Reservoir No. 3

Reservoir No. 3

resalliancefebruary2011

Reservoir No. 3 was built betwen 1871 and 1874 as part of a waterworks system designed to provide potable water to a growing Jersey City, as well as to Ellis Island, a gateway to America for immigrants. The Reservoir's architecture featured a perimeter in the Egyptian Revival style and pump stations in the Romanesque revival style. The Reservoir provided drinking water to Jersey City until the 1980s, when it was drained and abandoned for a larger reservoir in Boonton, New Jersey.

Once abandoned, the neglect of the Reservoir led to its decay and deterioration. Homeless people took refuge within the Reservoir's walls. Vintage machinery from the pumping stations was stripped and sold for scrap. The Reservoir's southern wall was bulldozed by the City, and construction companies and others began to dump dirt and debris on the site.

At the same time, the Reservoir, left to nature, began to flourish as a unique urban wildlife preserve, with 13 acres of wetlands host to numerous animal and plant species not otherwise found in an urban environment. Local residents have used the reservoir for fishing, kayaking, bird watching, or simply to gain respite from the surrounding congestion and pollution.

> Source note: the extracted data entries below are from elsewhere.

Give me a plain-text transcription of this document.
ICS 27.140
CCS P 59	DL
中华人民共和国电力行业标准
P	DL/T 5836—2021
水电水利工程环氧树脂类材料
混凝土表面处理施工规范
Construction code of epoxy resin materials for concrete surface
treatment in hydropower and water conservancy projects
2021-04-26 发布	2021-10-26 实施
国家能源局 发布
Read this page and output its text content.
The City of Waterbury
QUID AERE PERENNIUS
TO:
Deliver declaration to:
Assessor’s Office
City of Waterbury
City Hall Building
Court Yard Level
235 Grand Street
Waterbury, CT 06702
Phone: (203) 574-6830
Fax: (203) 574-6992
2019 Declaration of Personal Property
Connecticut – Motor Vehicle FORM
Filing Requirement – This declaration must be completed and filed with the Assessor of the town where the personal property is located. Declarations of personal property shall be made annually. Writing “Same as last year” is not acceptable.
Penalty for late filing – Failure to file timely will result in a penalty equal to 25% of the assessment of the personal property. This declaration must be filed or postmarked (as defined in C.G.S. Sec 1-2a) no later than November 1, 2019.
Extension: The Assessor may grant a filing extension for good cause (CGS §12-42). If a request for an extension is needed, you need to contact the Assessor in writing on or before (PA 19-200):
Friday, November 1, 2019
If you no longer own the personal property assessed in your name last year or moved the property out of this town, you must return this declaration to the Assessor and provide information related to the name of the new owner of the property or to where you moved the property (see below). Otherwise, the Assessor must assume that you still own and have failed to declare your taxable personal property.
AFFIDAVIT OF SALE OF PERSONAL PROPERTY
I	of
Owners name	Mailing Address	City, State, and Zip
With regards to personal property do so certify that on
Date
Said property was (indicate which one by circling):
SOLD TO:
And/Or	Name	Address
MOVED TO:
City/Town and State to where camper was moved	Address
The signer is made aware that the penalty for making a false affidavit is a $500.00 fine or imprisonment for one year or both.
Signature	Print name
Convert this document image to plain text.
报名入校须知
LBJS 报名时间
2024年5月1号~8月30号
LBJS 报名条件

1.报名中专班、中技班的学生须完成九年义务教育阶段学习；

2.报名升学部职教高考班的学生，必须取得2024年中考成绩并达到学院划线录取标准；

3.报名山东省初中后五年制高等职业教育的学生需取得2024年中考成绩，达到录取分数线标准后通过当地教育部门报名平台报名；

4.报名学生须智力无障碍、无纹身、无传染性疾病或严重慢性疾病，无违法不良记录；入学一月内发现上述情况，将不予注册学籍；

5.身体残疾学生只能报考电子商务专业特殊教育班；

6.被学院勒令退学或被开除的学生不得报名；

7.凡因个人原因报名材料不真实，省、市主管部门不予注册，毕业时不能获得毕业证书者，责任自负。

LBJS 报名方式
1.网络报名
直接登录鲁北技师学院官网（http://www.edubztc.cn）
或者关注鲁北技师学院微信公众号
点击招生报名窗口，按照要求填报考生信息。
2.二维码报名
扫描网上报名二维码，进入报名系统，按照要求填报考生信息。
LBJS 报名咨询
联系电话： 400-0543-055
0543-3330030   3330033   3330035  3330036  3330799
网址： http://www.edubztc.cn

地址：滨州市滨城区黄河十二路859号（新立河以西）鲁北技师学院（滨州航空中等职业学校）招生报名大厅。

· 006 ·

In 2001, the Conservancy declared the Reservoir a “landmark at risk.” Shortly thereafter, several individuals and groups began to work together to preserve the Reservoir and educate the public about this unique urban oasis, holding events such as historic tours, fishing derbies and kayaking days.

At the same time, the Reservoir, previously threatened due to neglect, faced new dangers as public officals and other groups proposed demolishing and/or filling in the Reservoir for other uses.

The Reservoir Alliance's persistance paid off on February 16, 2007, when Jersey City Mayor Jerramiah Healy announced that the Reservoir would be preserved as passive open space. The Conservancy now continues to work with the alliance to promote this unique open space and ensure that the city makes good on its commitment to preserve the property.